Fourth, the bilateral investment agreement is an investment protection mechanism that can compensate for the defect of host country system. When both the quality of the host country system and the distance from the system are poor, bilateral investment agreements reduce the potential risks of the corporate investment and the adverse effects of political conflicts on investment performance. Most of the countries along the “Belt and Road” are developing countries with the poor institutional environment. Our government should pay attention to signing bilateral investment agreements with such countries to make up for their institutional shortcomings, so as to reduce the risk of Chinese enterprises investment in such countries.

Fifth, enterprises should be good at taking advantage of the opportunities for continuous improvement of bilateral political relations between China and the countries along the Belt and Road, and actively maintain and consolidate good diplomatic relations with countries along the “Belt and Road”. Political and diplomatic activities such as exchanges of high-level leaders should be strengthened, which can effectively promote Chinese enterprises to “go global” more successfully.
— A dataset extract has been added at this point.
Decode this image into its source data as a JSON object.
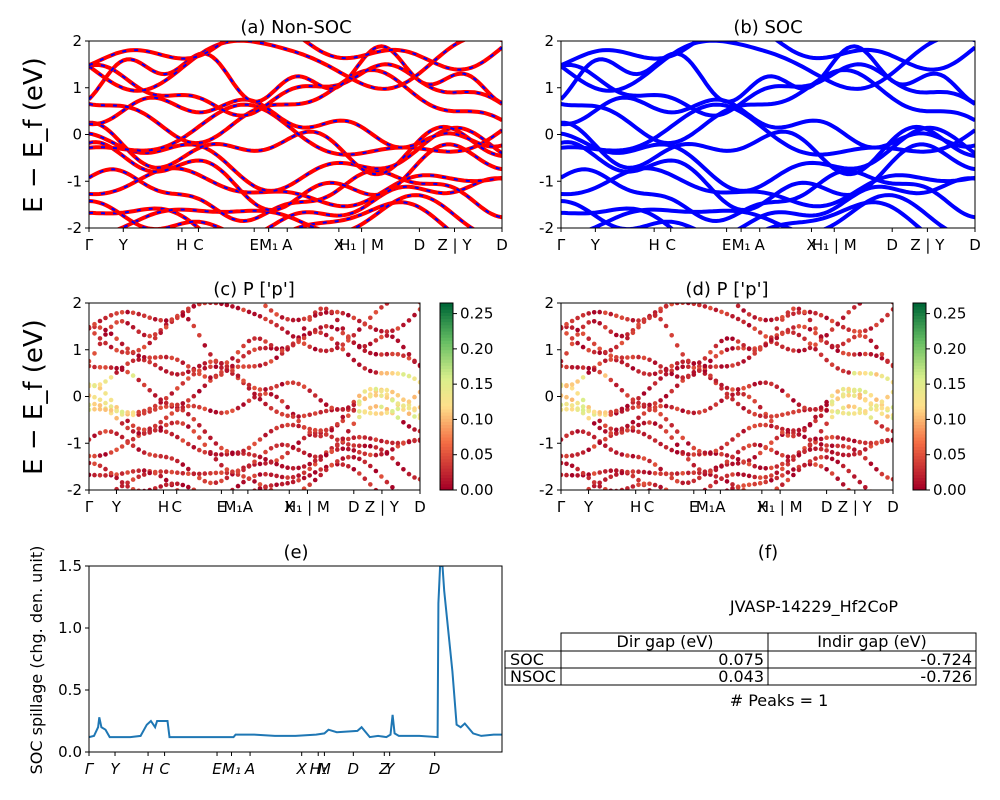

Sixth, enterprises must improve their own ownership advantages. The unique resources such as management, technology, and patents should be acquired at most to strengthen our competitiveness and improve our ability to withstand foreign investment risks. At the same time, the efficiency of foreign direct investment should be truly improved by actively learning the experience and lessons of foreign investment blocking. In addition, the management of institutional risks in the host country should be strengthened, and the dynamic changes of various institutional factors should be grasped, so as to flexibly adjust and optimize the existing OFDI strategy.

Conflicts of Interest

The authors declare no conflicts of interest regarding the publication of this paper.